What are findings suggestive of RV dysfunction on TTE?
- Enlarged, dilated RV with RV/LV diameter ratio > 1 in 4-chamber view
- Flattened intraventricular septum in the parasternal short axis view
- Tricuspid annular plane systolic excursion (TAPSE) <16mm
- Dilated inferior vena cava with reduced inspiratory collapsibility in the subcostal view
- McConnell sign: hypokinetic RV free wall with preserved contractility of RV apex
What are specific treatment options for massive PE?
- Systemic thrombolysis using tissue plasminogen activator (tPA) is most effective if initiated early within 48 hours of onset of symptoms.
Alteplase is the only tPA approved for systemic thrombolysis in acute PE in the UK and is administered intravenously usually at a dose of 100mg over 2 hours.
After completion of systemic thrombolysis with a recombinant tPA, a heparin infusion is usually started to maintain anticoagulation.
In a cardiac arrest it has been suggested to give Alteplase 50mg IV bolus.
- Catheter-directed thrombolysis or thrombus fragmentation, suction thrombectomy, or rheolytic thrombectomy can be used in those where systemic thrombolysis is contraindicated and interventional radiology services are available.
- Surgical embolectomy can be considered in patients with inadequate response or contraindications to thrombolysis or those requiring cardiopulmonary resuscitation. This procedure can be facilitated with ECMO.
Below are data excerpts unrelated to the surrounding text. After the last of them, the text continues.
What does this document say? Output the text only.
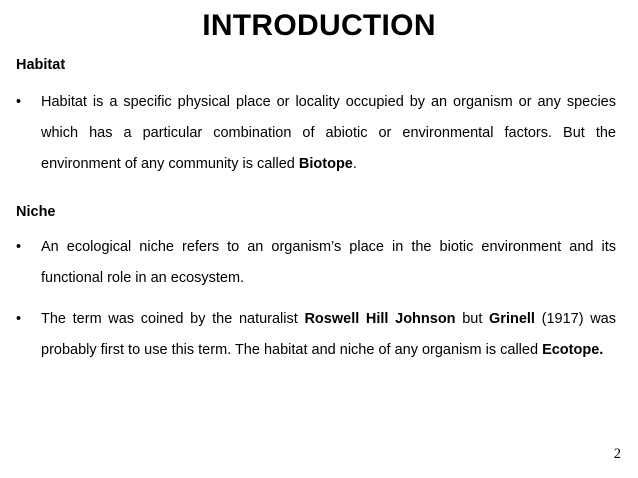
INTRODUCTION
Habitat
•	Habitat is a specific physical place or locality occupied by an organism or any species which has a particular combination of abiotic or environmental factors. But the environment of any community is called Biotope.
Niche
•	An ecological niche refers to an organism’s place in the biotic environment and its functional role in an ecosystem.
•	The term was coined by the naturalist Roswell Hill Johnson but Grinell (1917) was probably first to use this term. The habitat and niche of any organism is called Ecotope.
2
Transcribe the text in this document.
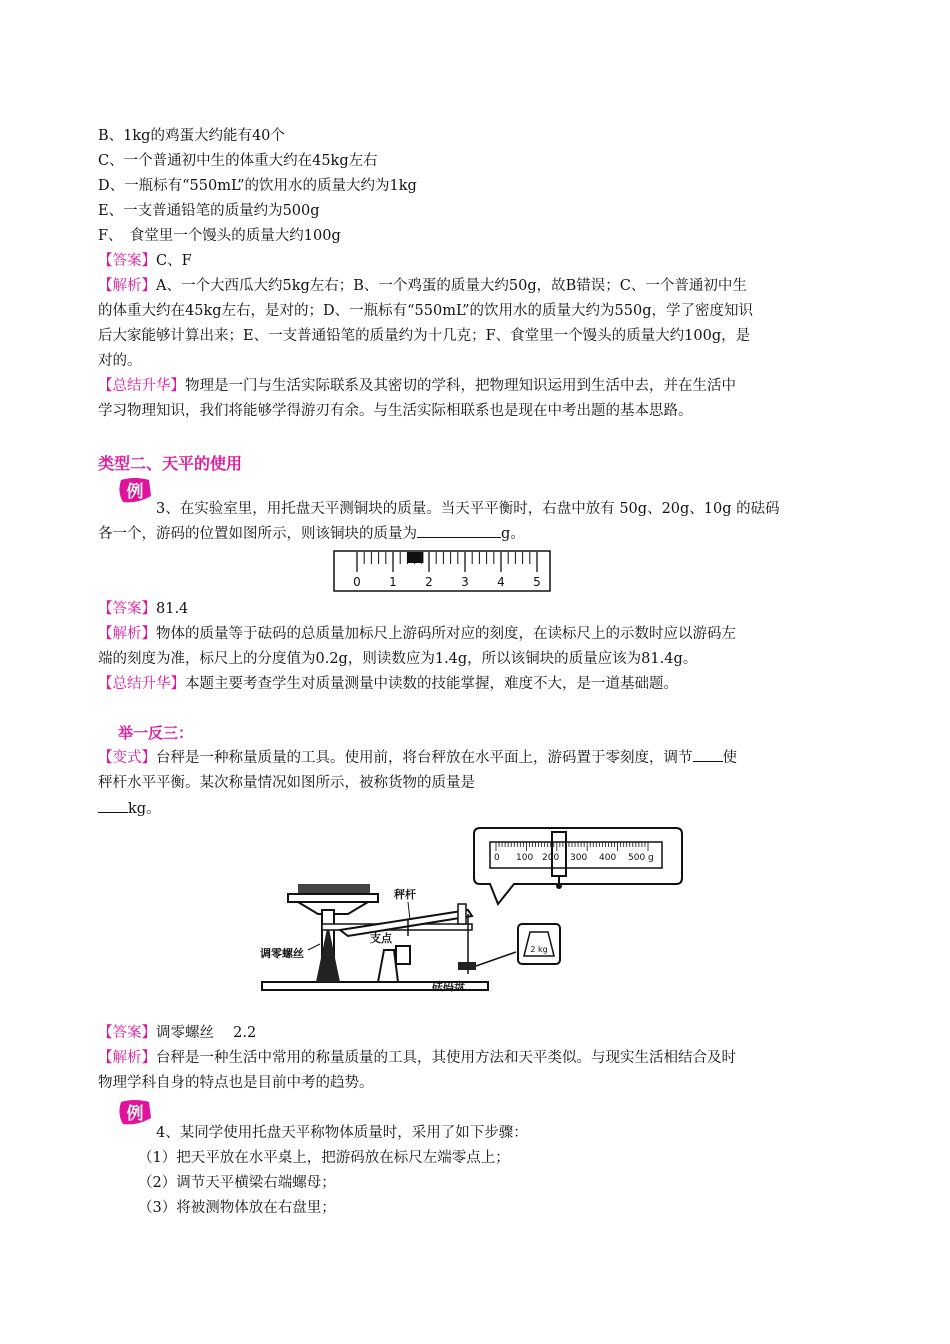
B、1kg的鸡蛋大约能有40个
C、一个普通初中生的体重大约在45kg左右
D、一瓶标有“550mL”的饮用水的质量大约为1kg
E、一支普通铅笔的质量约为500g
F、　食堂里一个馒头的质量大约100g
【答案】C、F
【解析】A、一个大西瓜大约5kg左右；B、一个鸡蛋的质量大约50g，故B错误；C、一个普通初中生
的体重大约在45kg左右，是对的；D、一瓶标有“550mL”的饮用水的质量大约为550g，学了密度知识
后大家能够计算出来；E、一支普通铅笔的质量约为十几克；F、食堂里一个馒头的质量大约100g，是
对的。
【总结升华】物理是一门与生活实际联系及其密切的学科，把物理知识运用到生活中去，并在生活中
学习物理知识，我们将能够学得游刃有余。与生活实际相联系也是现在中考出题的基本思路。
类型二、天平的使用
例
3、在实验室里，用托盘天平测铜块的质量。当天平平衡时，右盘中放有 50g、20g、10g 的砝码
各一个，游码的位置如图所示，则该铜块的质量为	g。
0 1 2 3 4 5
【答案】81.4
【解析】物体的质量等于砝码的总质量加标尺上游码所对应的刻度，在读标尺上的示数时应以游码左
端的刻度为准，标尺上的分度值为0.2g，则读数应为1.4g，所以该铜块的质量应该为81.4g。
【总结升华】本题主要考查学生对质量测量中读数的技能掌握，难度不大，是一道基础题。
举一反三：
【变式】台秤是一种称量质量的工具。使用前，将台秤放在水平面上，游码置于零刻度，调节 使
秤杆水平平衡。某次称量情况如图所示，被称货物的质量是
kg。
0 100 200 300 400 500 g
2 kg
秤杆
支点
调零螺丝
砝码盘
【答案】调零螺丝　 2.2
【解析】台秤是一种生活中常用的称量质量的工具，其使用方法和天平类似。与现实生活相结合及时
物理学科自身的特点也是目前中考的趋势。
例
4、某同学使用托盘天平称物体质量时，采用了如下步骤：
（1）把天平放在水平桌上，把游码放在标尺左端零点上；
（2）调节天平横梁右端螺母；
（3）将被测物体放在右盘里；
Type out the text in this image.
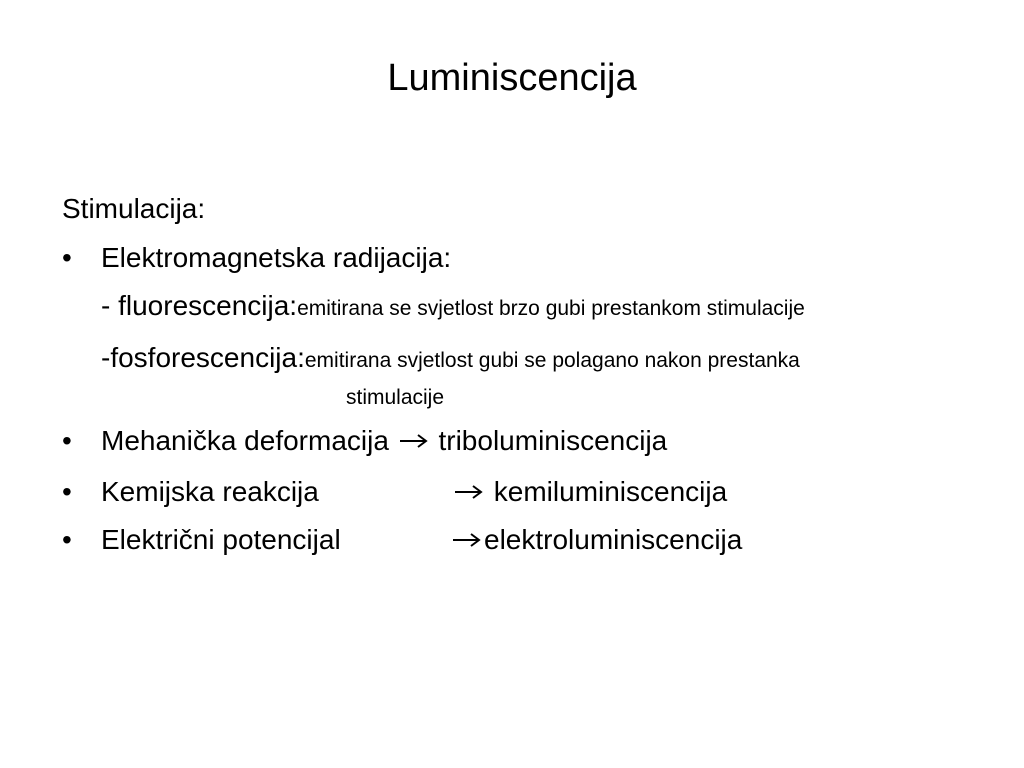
Luminiscencija
Stimulacija:
• Elektromagnetska radijacija:
- fluorescencija:emitirana se svjetlost brzo gubi prestankom stimulacije
-fosforescencija:emitirana svjetlost gubi se polagano nakon prestanka
stimulacije
• Mehanička deformacija triboluminiscencija
• Kemijska reakcija	kemiluminiscencija
• Električni potencijal	elektroluminiscencija
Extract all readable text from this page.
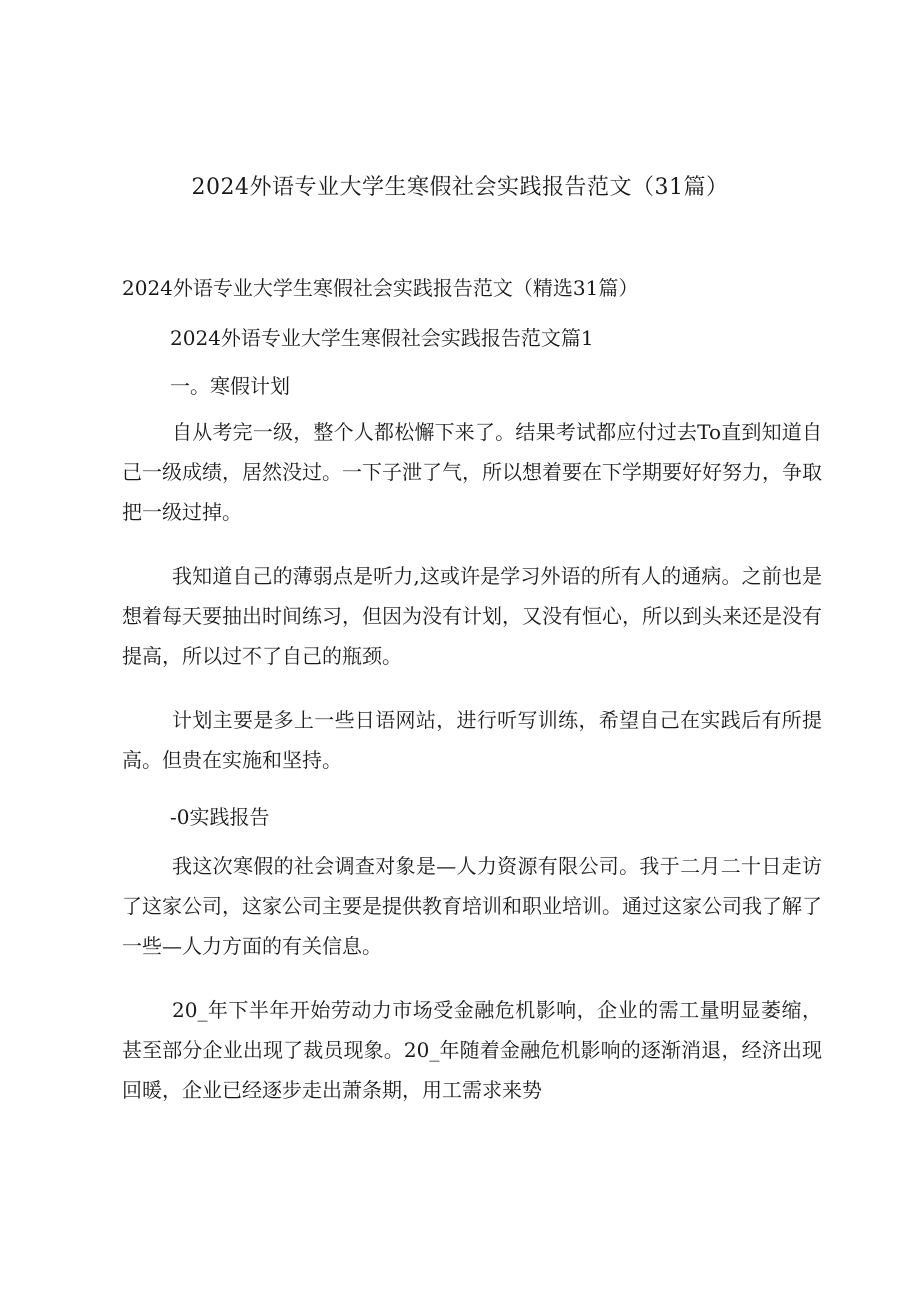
2024外语专业大学生寒假社会实践报告范文（31篇）
2024外语专业大学生寒假社会实践报告范文（精选31篇）
2024外语专业大学生寒假社会实践报告范文篇1
一。寒假计划
自从考完一级，整个人都松懈下来了。结果考试都应付过去To直到知道自己一级成绩，居然没过。一下子泄了气，所以想着要在下学期要好好努力，争取把一级过掉。
我知道自己的薄弱点是听力,这或许是学习外语的所有人的通病。之前也是想着每天要抽出时间练习，但因为没有计划，又没有恒心，所以到头来还是没有提高，所以过不了自己的瓶颈。
计划主要是多上一些日语网站，进行听写训练，希望自己在实践后有所提高。但贵在实施和坚持。
-0实践报告
我这次寒假的社会调查对象是—人力资源有限公司。我于二月二十日走访了这家公司，这家公司主要是提供教育培训和职业培训。通过这家公司我了解了一些—人力方面的有关信息。
20_年下半年开始劳动力市场受金融危机影响，企业的需工量明显萎缩，甚至部分企业出现了裁员现象。20_年随着金融危机影响的逐渐消退，经济出现回暖，企业已经逐步走出萧条期，用工需求来势
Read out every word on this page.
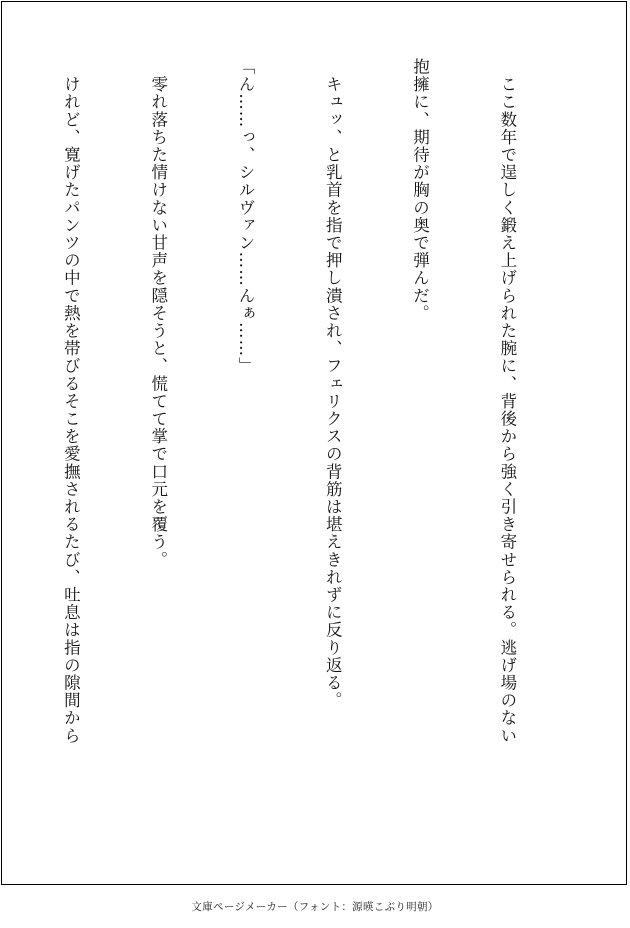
　ここ数年で逞しく鍛え上げられた腕に、背後から強く引き寄せられる。逃げ場のない

抱擁に、期待が胸の奥で弾んだ。

　キュッ、と乳首を指で押し潰され、フェリクスの背筋は堪えきれずに反り返る。

「ん……っ、シルヴァン……んぁ……」

　零れ落ちた情けない甘声を隠そうと、慌てて掌で口元を覆う。

　けれど、寛げたパンツの中で熱を帯びるそこを愛撫されるたび、吐息は指の隙間から

文庫ページメーカー（フォント：源暎こぶり明朝）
What is the risk of major haemorrhage following systemic thrombolysis?
- Risk of major haemorrhage following thrombolysis: 9%-33%.
- Risk of intracranial haemorrhage: 1.5-7%
- This patient was high risk of suffering a major haemorrhage as she was elderly, she had already received anticoagulants prior to thrombolysis, and she received CPR during thrombolysis.
Key take home messages from the case
- Cardiac biomarkers and echocardiography can be useful in prognosticating risk for mortality in patients with acute PE.
- Acute massive PE can lead to RV pressure and volume overload, RV dysfunction, and cardiogenic shock.
- Acute RV failure is the leading cause of death in patients with massive PE.
- Systemic thrombolysis is currently indicated for massive PE, but is not without significant risk of major haemorrhage.
• Jaff MR, McMurtry MS, Archer SL et al. Management of massive and submassive pulmonary embolism, iliofemoral deep vein thrombosis, and chronic thromboembolic pulmonary hypertension: a scientific statement from the American Heart Association. Circulation, 2011; 123 (16): 1788-1830.
• Konstantinides SV, Meyer G, Becattini C, et al. 2019 ESC Guidelines for the diagnosis and management of acute pulmonary embolism developed in collaboration with the European Respiratory Society (ERS). Eur Respir J 2019.